The back-off efficiency enhancement of PA is critical to efficiently transmit signals of high PAPR from hand-sets. In the second part of the work, two identical DPAs are used to implement a digitally modulated Doherty power amplifier (DDPA). This part of the work investigates the challenges and develops the techniques for achieving strong efficiency peaking in output power back-off for CMOS Doherty PAs at microwave frequencies. The output combiner needed within the Doherty architecture is realized using surface-mount components on a printed circuit board (PCB). Digital AM signals to both DPAs are independently provided as inputs. The phase difference between RF PM inputs of main and peaking DPAs can also be varied. The peak output power of CMOS DDPA at 900 MHz is >2 W (highest reported in the literature) with drain efficiency of 55.5%, while at 6 dB back-off the drain efficiency is 52.6%. The back-off efficiency and its improvement relative to class-B is highest reported in the literature for any CMOS Doherty implementation. The DDPA is demonstrated to transmit 5 MHz 64-QAM OFDM signal with very good linearity of ACPR better than -35.9 dB and EVM of 3.8%.

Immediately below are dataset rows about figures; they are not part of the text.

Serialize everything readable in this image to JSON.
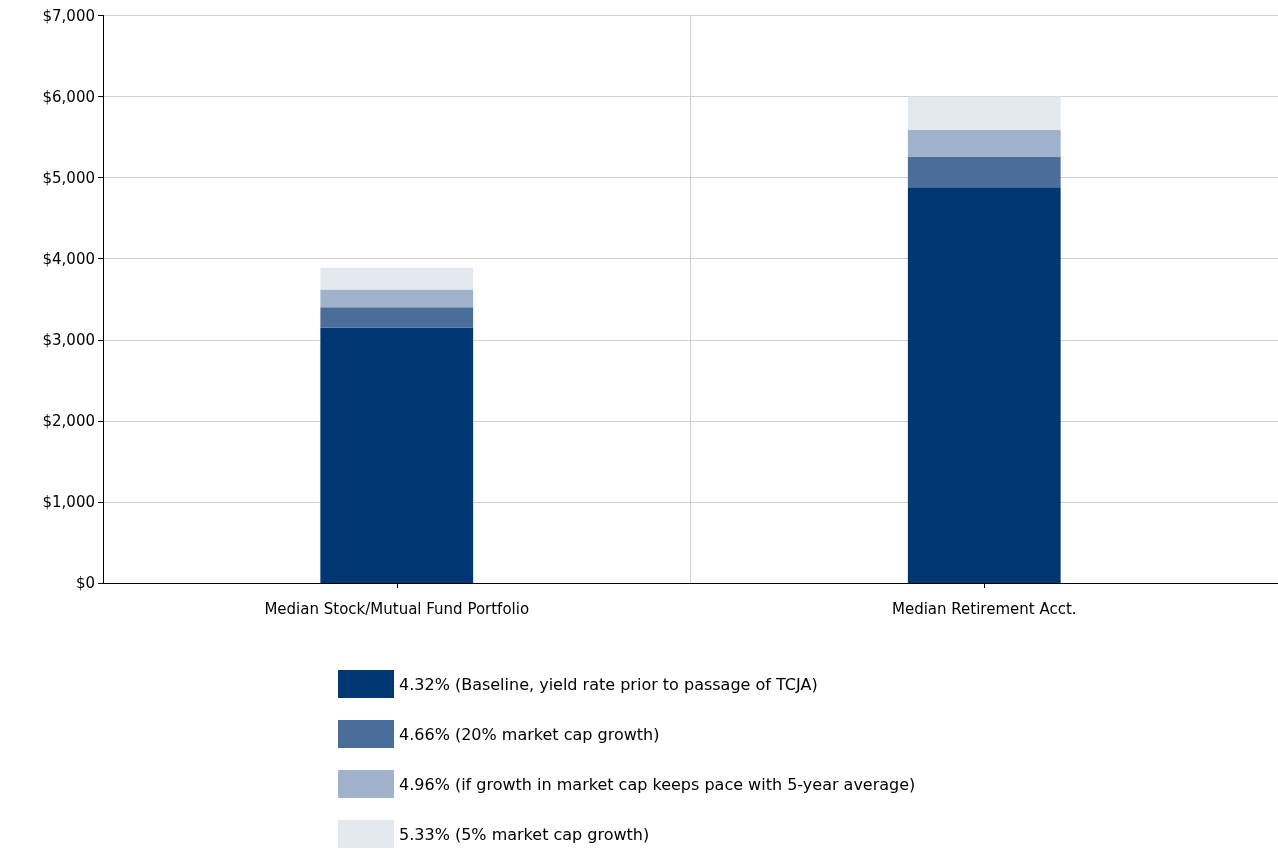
{
  "chart_data": {
    "type": "bar",
    "stacked": true,
    "categories": [
      "Median Stock/Mutual Fund Portfolio",
      "Median Retirement Acct."
    ],
    "series": [
      {
        "name": "4.32% (Baseline, yield rate prior to passage of TCJA)",
        "color": "#003671",
        "values": [
          3150,
          4880
        ]
      },
      {
        "name": "4.66% (20% market cap growth)",
        "color": "#4a6d9a",
        "values": [
          250,
          380
        ]
      },
      {
        "name": "4.96% (if growth in market cap keeps pace with 5-year average)",
        "color": "#a0b2cb",
        "values": [
          220,
          330
        ]
      },
      {
        "name": "5.33% (5% market cap growth)",
        "color": "#e3e9ef",
        "values": [
          270,
          410
        ]
      }
    ],
    "ylim": [
      0,
      7000
    ],
    "yticks": [
      {
        "value": 0,
        "label": "$0"
      },
      {
        "value": 1000,
        "label": "$1,000"
      },
      {
        "value": 2000,
        "label": "$2,000"
      },
      {
        "value": 3000,
        "label": "$3,000"
      },
      {
        "value": 4000,
        "label": "$4,000"
      },
      {
        "value": 5000,
        "label": "$5,000"
      },
      {
        "value": 6000,
        "label": "$6,000"
      },
      {
        "value": 7000,
        "label": "$7,000"
      }
    ],
    "grid": true,
    "legend": "bottom"
  }
}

For applications like femto-cell base-stations, where the power needed is large, technologies like Gallium Nitride (GaN) work better than silicon because of superior voltage handling. The challenge here lies in efficiently driving the GaN FETs. The DPA developed in this work can provide large enough voltage to directly drive the input of GaN FET, thanks to the use of FET stacking. A novel architecture is demonstrated in which the CMOS DPA drives the GaN FET, which is connected as a common gate stage, with no inter-stage matching. The GaN FET in turn drives a 50 Ω load directly. The absence of any impedance matching network (with its associated bandwidth limitation) makes this PA wideband. Key design aspects of this architecture, including bandwidth limitation caused by circuit parasitics, are discussed in this work. A digitally controlled PA with a combination of CMOS and GaN (Mitsubishi Electric 0.75 μm process) is demonstrated. The CMOS-GaN PA operates over a 2.4:1 frequency range for 1dB output power variation (500 MHz to 1.2 GHz); output power varies from 2.4 W to 3 W with efficiency between 48% to 74%. This PA is demonstrated to transmit 5 MHz, 64 QAM signal at various frequencies. These characteristics make this amplifier a candidate for application in femtocells and microcells.